In 2007, he took up a postdoctoral research fellowship with Professor William Lubell at the University of Montreal, Canada. During this time he developed a novel synthetic method with which to systematically scan peptides for secondary structure. His research emphasis was determining the bioactive conformation of the growth hormone secretagogue, GHRP-6, as well as the allosteric modulator of the IL-1 receptor, 101.10, rytvela.
In 2008, he took up a postdoctoral position with Professor Andrew Hamilton FRS at Yale University, USA. While there he worked on the design and synthesis of a novel peptide beta-strand mimetic, before moving with Professor Hamilton in 2009 to the University of Oxford, UK.
In August 2010, he was appointed to a lectureship in the Centre for Chemical Biology in the Department of Chemistry at the University of Leicester, UK. He was then appointed as a senior lecturer in Chemical Biology at the University of Glasgow School of Chemistry in July 2016. He currently runs a research group whose work focuses on the synthesis of peptides and peptidomimetics that can be used to probe the biological mechanisms of cancer and Alzheimer’s disease.

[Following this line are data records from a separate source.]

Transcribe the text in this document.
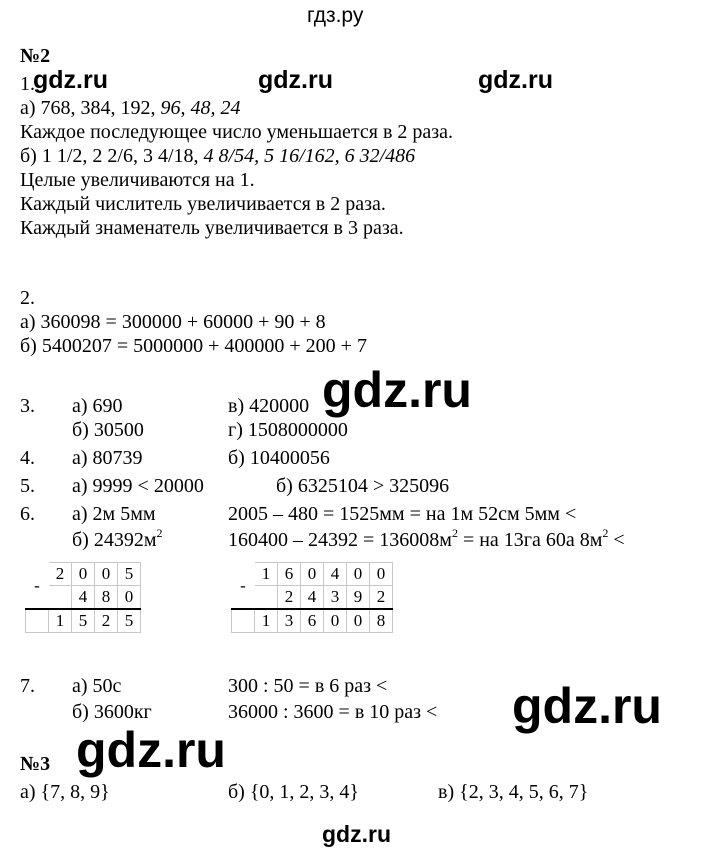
гдз.ру
№2
1.
gdz.ru	gdz.ru	gdz.ru
а) 768, 384, 192, 96, 48, 24
Каждое последующее число уменьшается в 2 раза.
б) 1 1/2, 2 2/6, 3 4/18, 4 8/54, 5 16/162, 6 32/486
Целые увеличиваются на 1.
Каждый числитель увеличивается в 2 раза.
Каждый знаменатель увеличивается в 3 раза.
2.
а) 360098 = 300000 + 60000 + 90 + 8
б) 5400207 = 5000000 + 400000 + 200 + 7
3. а) 690	в) 420000 gdz.ru
б) 30500	г) 1508000000
4. а) 80739	б) 10400056
5. а) 9999 < 20000	б) 6325104 > 325096
6. а) 2м 5мм	2005 – 480 = 1525мм = на 1м 52см 5мм <
б) $24392м^2$	$160400 - 24392 = 136008м^2$ = на 13га 60а $8м^2$ <
-	2	0	0	5
		4	8	0
	1	5	2	5
-	1	6	0	4	0	0
		2	4	3	9	2
	1	3	6	0	0	8
7. а) 50с	300 : 50 = в 6 раз <
б) 3600кг	36000 : 3600 = в 10 раз < gdz.ru
gdz.ru
№3
а) {7, 8, 9}	б) {0, 1, 2, 3, 4}	в) {2, 3, 4, 5, 6, 7}
gdz.ru
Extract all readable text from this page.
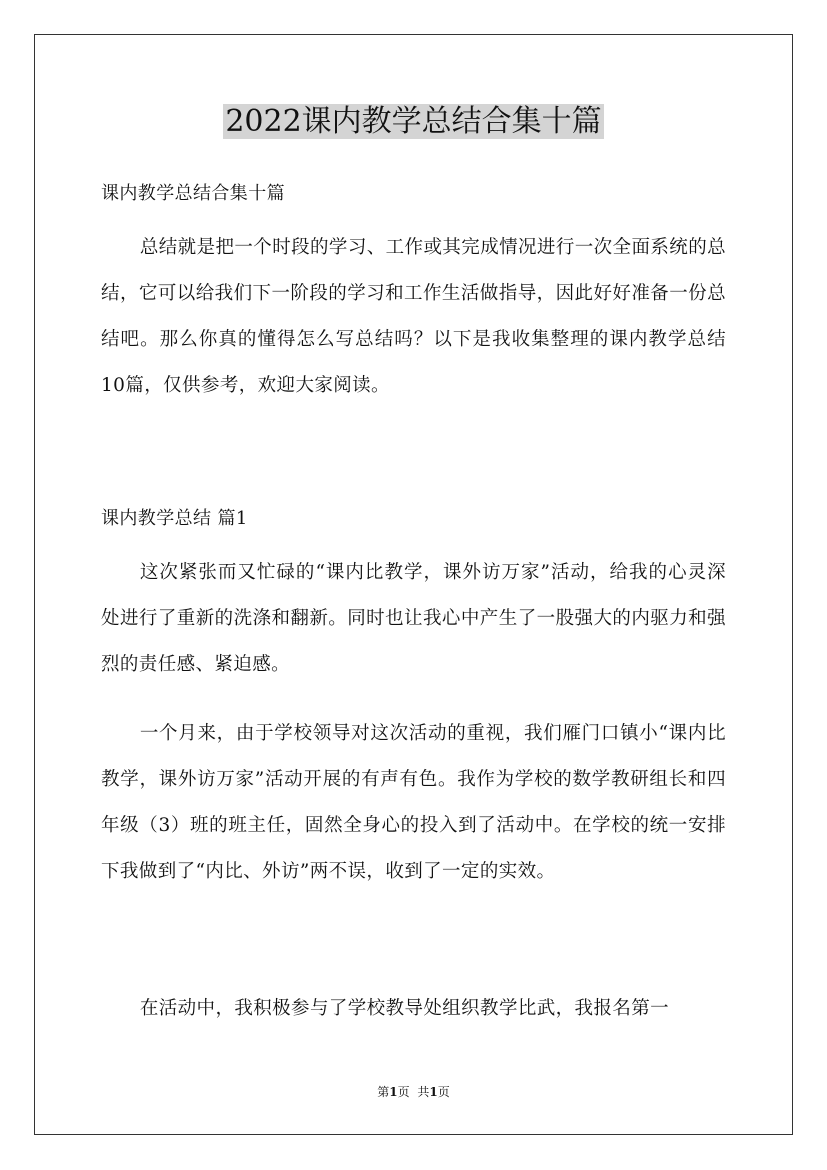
2022课内教学总结合集十篇

课内教学总结合集十篇

总结就是把一个时段的学习、工作或其完成情况进行一次全面系统的总结，它可以给我们下一阶段的学习和工作生活做指导，因此好好准备一份总结吧。那么你真的懂得怎么写总结吗？以下是我收集整理的课内教学总结10篇，仅供参考，欢迎大家阅读。

课内教学总结 篇1

这次紧张而又忙碌的“课内比教学，课外访万家”活动，给我的心灵深处进行了重新的洗涤和翻新。同时也让我心中产生了一股强大的内驱力和强烈的责任感、紧迫感。

一个月来，由于学校领导对这次活动的重视，我们雁门口镇小“课内比教学，课外访万家”活动开展的有声有色。我作为学校的数学教研组长和四年级（3）班的班主任，固然全身心的投入到了活动中。在学校的统一安排下我做到了“内比、外访”两不误，收到了一定的实效。

在活动中，我积极参与了学校教导处组织教学比武，我报名第一

第1页 共1页
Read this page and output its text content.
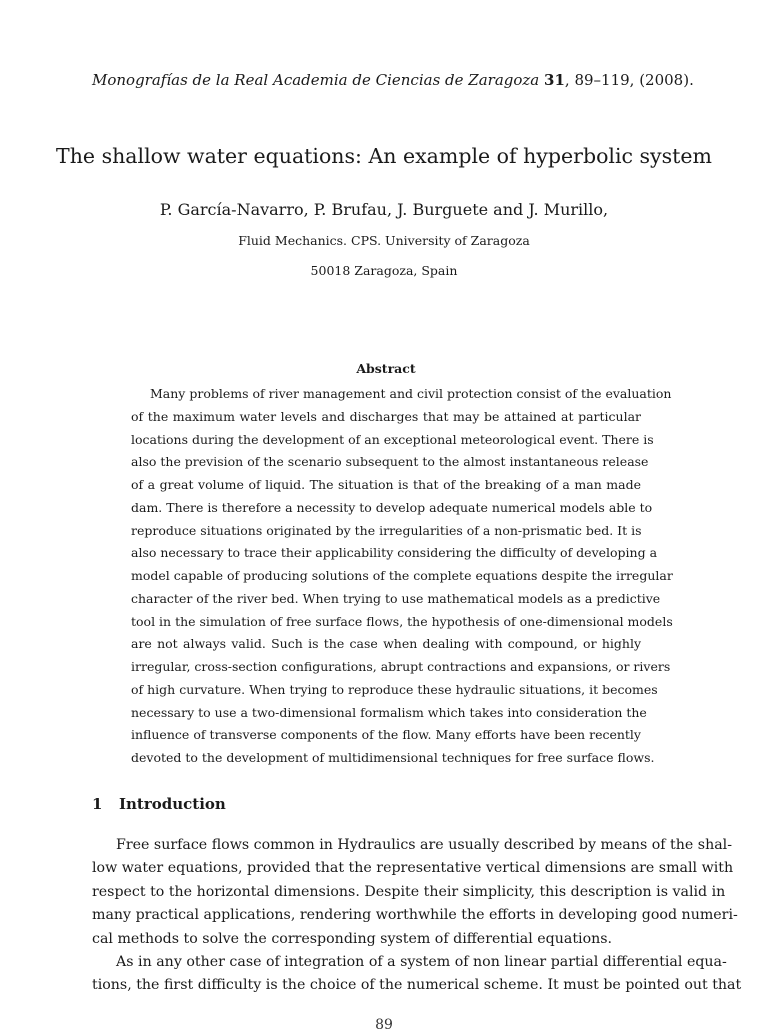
Monografías de la Real Academia de Ciencias de Zaragoza 31, 89–119, (2008).
The shallow water equations: An example of hyperbolic system
P. García-Navarro, P. Brufau, J. Burguete and J. Murillo,
Fluid Mechanics. CPS. University of Zaragoza
50018 Zaragoza, Spain
Abstract
Many problems of river management and civil protection consist of the evaluation
of the maximum water levels and discharges that may be attained at particular
locations during the development of an exceptional meteorological event. There is
also the prevision of the scenario subsequent to the almost instantaneous release
of a great volume of liquid. The situation is that of the breaking of a man made
dam. There is therefore a necessity to develop adequate numerical models able to
reproduce situations originated by the irregularities of a non-prismatic bed. It is
also necessary to trace their applicability considering the difficulty of developing a
model capable of producing solutions of the complete equations despite the irregular
character of the river bed. When trying to use mathematical models as a predictive
tool in the simulation of free surface flows, the hypothesis of one-dimensional models
are not always valid. Such is the case when dealing with compound, or highly
irregular, cross-section configurations, abrupt contractions and expansions, or rivers
of high curvature. When trying to reproduce these hydraulic situations, it becomes
necessary to use a two-dimensional formalism which takes into consideration the
influence of transverse components of the flow. Many efforts have been recently
devoted to the development of multidimensional techniques for free surface flows.
1 Introduction
Free surface flows common in Hydraulics are usually described by means of the shal-
low water equations, provided that the representative vertical dimensions are small with
respect to the horizontal dimensions. Despite their simplicity, this description is valid in
many practical applications, rendering worthwhile the efforts in developing good numeri-
cal methods to solve the corresponding system of differential equations.
As in any other case of integration of a system of non linear partial differential equa-
tions, the first difficulty is the choice of the numerical scheme. It must be pointed out that
89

Research in the Jamieson Group is focused on the design and synthesis of peptides and peptidomimetics that can be used to probe the biological mechanisms underpinning disease. The information obtained from these studies is then used to inform the development of precision medicines.
We are particularly interested in the selective regulation of ion-channels by conotoxins with potential application in the treatment of severe pain. We are also investigating the structural activation and substrate binding of deubiquitinase, DUB, and histone deacetylase, HDAC, enzymes and developing novel peptide based inhibitors. We are also attempting to determine the structure of toxic amyloid proteins that are proposed to be the underlying cause of Alzheimer’s disease.

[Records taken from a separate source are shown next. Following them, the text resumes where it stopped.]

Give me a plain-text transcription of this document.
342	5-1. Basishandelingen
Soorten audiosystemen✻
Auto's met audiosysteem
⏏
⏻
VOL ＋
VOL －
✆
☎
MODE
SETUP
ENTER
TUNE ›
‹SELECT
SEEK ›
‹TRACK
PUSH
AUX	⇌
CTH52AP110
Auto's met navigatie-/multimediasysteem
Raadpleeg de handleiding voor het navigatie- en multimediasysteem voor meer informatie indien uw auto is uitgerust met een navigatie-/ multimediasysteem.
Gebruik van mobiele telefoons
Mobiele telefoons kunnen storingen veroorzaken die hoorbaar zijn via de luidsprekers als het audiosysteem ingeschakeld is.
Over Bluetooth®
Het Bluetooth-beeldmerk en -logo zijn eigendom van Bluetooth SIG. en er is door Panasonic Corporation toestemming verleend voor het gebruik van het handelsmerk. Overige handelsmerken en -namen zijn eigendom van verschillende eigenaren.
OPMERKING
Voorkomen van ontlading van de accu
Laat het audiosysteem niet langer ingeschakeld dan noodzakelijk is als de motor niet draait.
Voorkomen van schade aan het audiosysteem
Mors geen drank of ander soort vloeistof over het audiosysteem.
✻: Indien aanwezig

Histone deacetylase, HDAC, enzymes are implicated in several diseases including HIV infection, Alzheimer’s and various cancers. Understanding the pathophysiological role of HDACs is of vital importance to drug discovery efforts. Class I HDACs 1, 2 & 3 become catalytically active only when they form multiprotein corepressor complexes, each of which is believed to have a distinct role in the regulation of gene expression. HDACs hydrolyse acetyl groups from an ε-amine of specific histone-tail lysine residues. However, the mechanism bywhich HDAC corepressor complexes achieve this specificity is currently poorly understood.

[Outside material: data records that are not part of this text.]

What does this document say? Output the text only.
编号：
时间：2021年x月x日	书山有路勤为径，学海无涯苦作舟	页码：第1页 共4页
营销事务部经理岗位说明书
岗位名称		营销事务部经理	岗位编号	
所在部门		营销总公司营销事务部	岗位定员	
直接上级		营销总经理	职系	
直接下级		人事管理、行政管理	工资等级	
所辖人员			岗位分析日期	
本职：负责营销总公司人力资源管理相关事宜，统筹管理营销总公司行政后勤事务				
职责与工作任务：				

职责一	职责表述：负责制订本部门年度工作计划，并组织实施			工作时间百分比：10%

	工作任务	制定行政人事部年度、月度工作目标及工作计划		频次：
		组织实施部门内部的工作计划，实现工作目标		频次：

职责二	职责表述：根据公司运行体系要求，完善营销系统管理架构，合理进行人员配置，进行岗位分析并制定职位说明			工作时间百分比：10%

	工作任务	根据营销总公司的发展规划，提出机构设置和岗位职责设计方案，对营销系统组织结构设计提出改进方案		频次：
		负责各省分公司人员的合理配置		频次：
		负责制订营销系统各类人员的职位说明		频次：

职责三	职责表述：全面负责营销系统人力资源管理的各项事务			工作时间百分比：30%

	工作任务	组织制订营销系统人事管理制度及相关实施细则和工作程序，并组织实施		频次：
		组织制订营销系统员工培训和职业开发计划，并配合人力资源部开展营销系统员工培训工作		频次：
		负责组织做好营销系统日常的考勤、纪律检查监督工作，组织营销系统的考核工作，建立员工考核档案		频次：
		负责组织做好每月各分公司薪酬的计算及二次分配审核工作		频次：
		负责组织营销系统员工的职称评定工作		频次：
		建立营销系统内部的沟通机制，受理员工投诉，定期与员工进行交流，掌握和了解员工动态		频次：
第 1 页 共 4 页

In this work we developed novel chemical tool peptides to explore the origin of HDAC corepressor complex substrate selectivity. First an efficient chemical synthesis of Fmoc amino acids having zinc-binding groups was developed. A library of acetyllysine-containing histone tail substrate peptides and hydroxamic acid-containing inhibitor peptides were prepared by solid-phase synthesis. The activity of these peptides was assessed against the full range of class I HDAC corepressor complexes. The data obtained provides strong evidence that site-specific HDAC corepressor complex activity is driven by recognition of the primary amino acid sequence surrounding a particular histone tail lysine site. This information was used to develop HDAC corepressor complex selective inhibitors which are promising lead compounds for further drug development.